Les recettes peuvent aussi souffrir d'une qualité inégale, d'une offre concentrée ou d'une demande moins dynamique.
Pour les marins et les opérateurs, le chiffre d'affaires importe davantage que le tonnage isolé. Les coûts du carburant, de la glace, de l'entretien et du transport peuvent réduire encore le revenu net.
Mieux valoriser plutôt que seulement débarquer davantage
La réponse passe par la chaîne du froid, la traçabilité, la transformation et une meilleure organisation de la vente.

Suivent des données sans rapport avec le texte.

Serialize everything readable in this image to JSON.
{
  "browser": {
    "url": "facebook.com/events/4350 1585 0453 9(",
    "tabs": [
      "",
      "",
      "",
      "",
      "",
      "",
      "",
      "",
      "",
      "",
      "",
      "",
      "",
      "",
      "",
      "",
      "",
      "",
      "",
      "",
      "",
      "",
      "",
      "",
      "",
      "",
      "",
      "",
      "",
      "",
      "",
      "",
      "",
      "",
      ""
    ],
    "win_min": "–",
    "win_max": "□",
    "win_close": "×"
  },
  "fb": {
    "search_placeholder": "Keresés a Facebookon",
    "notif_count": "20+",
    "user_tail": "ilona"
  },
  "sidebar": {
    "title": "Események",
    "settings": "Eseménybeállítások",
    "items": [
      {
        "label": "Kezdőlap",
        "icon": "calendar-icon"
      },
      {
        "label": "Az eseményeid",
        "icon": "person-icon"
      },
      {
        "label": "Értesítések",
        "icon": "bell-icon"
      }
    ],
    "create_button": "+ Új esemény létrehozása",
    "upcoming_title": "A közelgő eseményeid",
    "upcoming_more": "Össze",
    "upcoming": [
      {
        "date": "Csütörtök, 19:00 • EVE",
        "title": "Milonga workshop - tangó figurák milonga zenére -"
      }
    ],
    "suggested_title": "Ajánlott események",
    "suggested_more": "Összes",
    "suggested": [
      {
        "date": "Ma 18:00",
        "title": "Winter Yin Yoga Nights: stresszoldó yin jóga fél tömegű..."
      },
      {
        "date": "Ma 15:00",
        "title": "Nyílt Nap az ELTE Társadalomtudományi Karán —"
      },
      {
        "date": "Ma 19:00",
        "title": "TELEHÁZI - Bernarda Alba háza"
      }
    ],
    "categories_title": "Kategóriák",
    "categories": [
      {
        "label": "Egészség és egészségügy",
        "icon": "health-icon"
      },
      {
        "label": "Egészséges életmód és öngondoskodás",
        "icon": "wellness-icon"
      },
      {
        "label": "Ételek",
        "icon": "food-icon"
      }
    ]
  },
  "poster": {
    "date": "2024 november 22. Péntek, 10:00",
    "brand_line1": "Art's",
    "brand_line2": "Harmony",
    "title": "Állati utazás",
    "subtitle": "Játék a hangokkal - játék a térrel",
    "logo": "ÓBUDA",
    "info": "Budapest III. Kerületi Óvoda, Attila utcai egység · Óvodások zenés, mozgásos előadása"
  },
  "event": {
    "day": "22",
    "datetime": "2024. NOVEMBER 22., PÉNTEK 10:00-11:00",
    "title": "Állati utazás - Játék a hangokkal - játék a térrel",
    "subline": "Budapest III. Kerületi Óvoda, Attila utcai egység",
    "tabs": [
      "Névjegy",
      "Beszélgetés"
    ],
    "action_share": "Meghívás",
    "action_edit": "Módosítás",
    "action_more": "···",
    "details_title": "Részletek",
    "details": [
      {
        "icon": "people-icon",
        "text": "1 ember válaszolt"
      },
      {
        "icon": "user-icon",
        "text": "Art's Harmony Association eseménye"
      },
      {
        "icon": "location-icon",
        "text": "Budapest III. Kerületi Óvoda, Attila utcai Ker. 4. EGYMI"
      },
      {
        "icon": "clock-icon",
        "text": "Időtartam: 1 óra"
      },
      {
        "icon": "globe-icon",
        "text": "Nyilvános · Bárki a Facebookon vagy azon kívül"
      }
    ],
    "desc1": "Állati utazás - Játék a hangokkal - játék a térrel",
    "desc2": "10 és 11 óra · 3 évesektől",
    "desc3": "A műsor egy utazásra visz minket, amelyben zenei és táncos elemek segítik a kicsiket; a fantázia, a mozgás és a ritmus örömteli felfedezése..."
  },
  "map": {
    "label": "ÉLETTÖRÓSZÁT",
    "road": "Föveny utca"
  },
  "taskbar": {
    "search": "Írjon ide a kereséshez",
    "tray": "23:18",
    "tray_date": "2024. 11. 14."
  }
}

Des produits mieux conservés et mieux orientés vers les marchés peuvent générer plus de valeur sans augmenter la pression sur la ressource.
La durabilité reste centrale. Une course au volume fragilise les stocks et peut dégrader le revenu futur. La gestion scientifique des périodes de repos et des quotas doit accompagner la stratégie économique.
La Méditerranée débarque davantage, mais gagne moins. Le défi consiste désormais à créer plus de valeur par kilo tout en protégeant la ressource.